What I’m trying to understand and illustrate at the same time is how prevalent ISOTYPE was for a while. I’ll be looking for hints in the books to see if authors felt the need to explain them, or just assumed that people smart enough to read the books would also get the charts (the latter seems to be the case, from what I’ve seen). Steve Haroz, Steven Franconeri, and I have also shown that the technique is effective as a means of showing data so people remember what they've seen.

While ISOTYPE, Neurath, and Gerd Arntz are known in information design circles, visualization people seem to be largely unaware. Yet there seems to be a forgotten success story for data-based communication, and a perhaps a useful bit of history – it’s not like our history is so rich that we can’t use some of that.

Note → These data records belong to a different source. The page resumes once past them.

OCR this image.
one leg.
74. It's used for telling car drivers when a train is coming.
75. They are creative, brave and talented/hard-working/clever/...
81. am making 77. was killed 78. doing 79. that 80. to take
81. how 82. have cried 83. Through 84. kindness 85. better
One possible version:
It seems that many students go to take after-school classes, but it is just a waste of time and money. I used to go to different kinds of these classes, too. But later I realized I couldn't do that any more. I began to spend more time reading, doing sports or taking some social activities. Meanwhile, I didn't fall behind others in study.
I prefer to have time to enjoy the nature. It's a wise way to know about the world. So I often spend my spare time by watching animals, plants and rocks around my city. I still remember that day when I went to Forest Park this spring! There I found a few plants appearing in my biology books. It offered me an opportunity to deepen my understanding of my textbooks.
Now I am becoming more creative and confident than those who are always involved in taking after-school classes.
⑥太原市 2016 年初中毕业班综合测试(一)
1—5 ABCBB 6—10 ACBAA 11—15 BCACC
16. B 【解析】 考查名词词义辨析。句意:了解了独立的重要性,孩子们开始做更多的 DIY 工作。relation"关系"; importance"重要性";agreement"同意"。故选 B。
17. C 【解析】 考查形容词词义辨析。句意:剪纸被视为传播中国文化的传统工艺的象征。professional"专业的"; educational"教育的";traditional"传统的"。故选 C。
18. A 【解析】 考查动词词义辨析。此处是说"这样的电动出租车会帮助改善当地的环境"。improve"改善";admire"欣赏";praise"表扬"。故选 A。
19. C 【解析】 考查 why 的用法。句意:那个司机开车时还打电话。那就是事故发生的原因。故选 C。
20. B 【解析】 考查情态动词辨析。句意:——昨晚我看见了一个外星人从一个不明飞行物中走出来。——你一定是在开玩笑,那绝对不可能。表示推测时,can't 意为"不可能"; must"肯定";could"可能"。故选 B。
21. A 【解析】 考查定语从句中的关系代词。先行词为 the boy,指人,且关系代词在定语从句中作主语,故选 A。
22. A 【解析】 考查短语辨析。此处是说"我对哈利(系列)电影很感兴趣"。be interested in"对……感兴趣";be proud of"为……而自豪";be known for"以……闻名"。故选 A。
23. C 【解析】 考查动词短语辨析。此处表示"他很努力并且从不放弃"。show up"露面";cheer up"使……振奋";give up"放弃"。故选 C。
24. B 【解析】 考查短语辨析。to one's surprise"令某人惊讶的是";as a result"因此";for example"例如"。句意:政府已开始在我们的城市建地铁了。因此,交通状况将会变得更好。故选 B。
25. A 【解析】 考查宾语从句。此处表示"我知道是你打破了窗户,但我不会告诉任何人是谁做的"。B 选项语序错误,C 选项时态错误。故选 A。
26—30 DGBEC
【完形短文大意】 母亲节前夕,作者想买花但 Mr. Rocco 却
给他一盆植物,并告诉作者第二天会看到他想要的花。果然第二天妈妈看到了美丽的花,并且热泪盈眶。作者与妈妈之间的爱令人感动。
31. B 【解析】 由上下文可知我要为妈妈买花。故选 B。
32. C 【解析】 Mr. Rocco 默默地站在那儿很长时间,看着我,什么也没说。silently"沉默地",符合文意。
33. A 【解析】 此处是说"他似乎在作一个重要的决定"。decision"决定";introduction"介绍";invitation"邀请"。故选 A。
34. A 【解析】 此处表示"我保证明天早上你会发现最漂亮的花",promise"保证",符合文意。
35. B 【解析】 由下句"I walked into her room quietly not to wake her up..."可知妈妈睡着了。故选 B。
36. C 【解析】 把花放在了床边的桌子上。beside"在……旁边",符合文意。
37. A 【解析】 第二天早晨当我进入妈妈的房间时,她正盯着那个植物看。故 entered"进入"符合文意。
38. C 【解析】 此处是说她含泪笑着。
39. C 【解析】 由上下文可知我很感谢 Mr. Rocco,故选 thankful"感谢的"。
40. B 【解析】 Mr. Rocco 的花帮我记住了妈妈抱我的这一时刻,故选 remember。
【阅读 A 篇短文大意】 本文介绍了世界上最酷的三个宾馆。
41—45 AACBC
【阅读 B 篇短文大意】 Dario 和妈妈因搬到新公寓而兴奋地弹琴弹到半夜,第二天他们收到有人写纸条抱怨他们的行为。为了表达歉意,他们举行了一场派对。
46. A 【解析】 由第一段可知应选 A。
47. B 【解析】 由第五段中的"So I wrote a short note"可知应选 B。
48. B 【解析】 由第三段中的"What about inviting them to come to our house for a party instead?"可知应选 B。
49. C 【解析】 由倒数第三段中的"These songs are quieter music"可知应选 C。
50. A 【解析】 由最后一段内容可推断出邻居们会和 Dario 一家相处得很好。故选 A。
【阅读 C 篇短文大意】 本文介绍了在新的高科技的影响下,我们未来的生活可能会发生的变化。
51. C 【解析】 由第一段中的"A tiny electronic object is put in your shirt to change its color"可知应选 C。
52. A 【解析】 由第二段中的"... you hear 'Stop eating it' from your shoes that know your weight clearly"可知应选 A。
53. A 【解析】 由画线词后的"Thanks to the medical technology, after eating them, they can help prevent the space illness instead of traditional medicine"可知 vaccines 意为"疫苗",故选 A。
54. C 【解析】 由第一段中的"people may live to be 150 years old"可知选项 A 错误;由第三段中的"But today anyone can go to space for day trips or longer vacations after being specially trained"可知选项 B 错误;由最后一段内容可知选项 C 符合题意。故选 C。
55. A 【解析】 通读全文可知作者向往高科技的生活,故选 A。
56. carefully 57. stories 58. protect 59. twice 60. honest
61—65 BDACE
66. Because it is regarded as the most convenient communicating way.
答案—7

In addition to the charts, these books are also fascinating time documents. Some were published just after World War II. I will try to capture some of that as well.

The plan is to write one ISOTYPE posting a month. With my current collection, that should give me enough material through this year at least (depending on how I group them, since some of them are series). In addition, I also want to talk about Neurath’s own writing, in particular Modern Man in the Making and his autobiography, From Hieroglyphics to ISOTYPE. Marie Neurath’s books after the war will also make an appearance at some point (they’re less numbers-based, but a similar style). I’m also starting to discover some of the other players in this space, like Rudolf Modley, who used ISOTYPE-style charts for various purposes.

There is clearly a lot to explore that visualization folks don’t seem to be aware of. I hope to shed some light on this under-appreciated part of our history.